One afternoon last week, social drinks brought up the highly relevant topic of HIV. I was approached by a rep that asked if I wanted to be tested; kudos to G-A-Y that now does testing every Wednesday in the basement (that’s the lesbian bar, for those that didn’t know it existed). I declined having been tested recently, but who would want to find out in such a public place regardless?
I’m not knocking this because I think anything that helps to raise awareness is a step in the right direction but imagine hearing an upsetting diagnosis while out for your midweek cocktails and cocktalk.
Perhaps it’s a clever marketing scheme by which people then diagnosed spend their life savings getting drunk. I personally wouldn’t want to find out anywhere other than the confines of a nurses office.

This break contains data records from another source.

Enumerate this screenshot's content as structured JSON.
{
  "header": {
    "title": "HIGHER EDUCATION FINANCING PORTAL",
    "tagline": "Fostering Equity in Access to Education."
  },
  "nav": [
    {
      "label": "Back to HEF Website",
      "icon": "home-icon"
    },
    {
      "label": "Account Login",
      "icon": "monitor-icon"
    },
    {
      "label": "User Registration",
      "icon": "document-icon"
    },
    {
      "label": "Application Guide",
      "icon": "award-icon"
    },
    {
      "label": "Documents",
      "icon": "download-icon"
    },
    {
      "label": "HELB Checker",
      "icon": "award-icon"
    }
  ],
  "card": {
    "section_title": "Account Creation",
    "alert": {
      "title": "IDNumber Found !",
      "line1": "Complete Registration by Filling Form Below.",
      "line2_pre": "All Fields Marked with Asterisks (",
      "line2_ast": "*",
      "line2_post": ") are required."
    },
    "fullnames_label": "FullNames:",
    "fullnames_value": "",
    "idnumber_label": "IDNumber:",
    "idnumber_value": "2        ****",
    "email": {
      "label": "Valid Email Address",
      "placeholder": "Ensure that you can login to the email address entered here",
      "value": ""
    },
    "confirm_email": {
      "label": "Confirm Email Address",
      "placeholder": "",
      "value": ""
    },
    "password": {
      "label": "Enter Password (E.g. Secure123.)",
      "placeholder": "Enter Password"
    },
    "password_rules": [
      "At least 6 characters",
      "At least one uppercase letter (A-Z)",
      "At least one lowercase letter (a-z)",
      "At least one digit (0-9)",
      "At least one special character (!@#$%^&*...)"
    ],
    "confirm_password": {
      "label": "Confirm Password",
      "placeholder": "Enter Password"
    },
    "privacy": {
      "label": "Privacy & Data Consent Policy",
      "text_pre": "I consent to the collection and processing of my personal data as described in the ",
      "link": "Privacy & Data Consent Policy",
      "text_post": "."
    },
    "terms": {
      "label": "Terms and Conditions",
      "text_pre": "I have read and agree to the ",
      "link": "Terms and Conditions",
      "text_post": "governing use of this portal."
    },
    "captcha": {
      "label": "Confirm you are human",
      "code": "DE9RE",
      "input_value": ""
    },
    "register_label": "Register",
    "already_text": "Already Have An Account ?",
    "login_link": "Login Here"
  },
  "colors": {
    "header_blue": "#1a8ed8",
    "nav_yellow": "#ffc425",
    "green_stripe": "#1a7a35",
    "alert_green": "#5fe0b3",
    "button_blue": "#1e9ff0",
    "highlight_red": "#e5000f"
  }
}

We discussed who we’d tell and who we wouldn’t if we were diagnosed positive, and what was unsettling is that most of us wouldn’t tell anybody. At that one time in our lives when we probably need support the most, we’d bottle it all up? What this tells us, is that the gay scene is still very much uneducated and prejudice on the subject. There are already enough heterosexual people that think HIV is a death sentence without homosexual men thinking that too. It’s not.

If it were a friend of mine that been diagnosed, I would be there one hundred percent for him, and if he didn’t want me to tell anybody, I wouldn’t – that’s his choice. HIV is not something men should feel ashamed of having, and yet I’m to understand that secrecy is a large part of finding out you’re positive. Some of these men are just boys that made a mistake… Unfortunately one mistake is all it takes in some cases.
I’m not suggesting that all men should wear a HIV proud badge as it’s not neccessary- but if people choose to disclose their diagnosis on an internet profile it’s most likely so they don’t have to face the rejection their afraid of. If the fear of societies rejection wasn’t so great and more people could be honest about being positive then perhaps HIV wouldn’t be such the epidemic that it’s become.

My point is that choosing to sleep with someone that you know has HIV is entirely our choice, safety is important, and we have the right to say no if we feel uncomfortable – but terms like “riddled” are totes not acceptable, neither is the belief that HIV = AIDs; THEY’RE NOT DOING ANYBODY ANY FAVOURS… least of all the gay scene! We should be supporting our fellow gays, not suffocating them.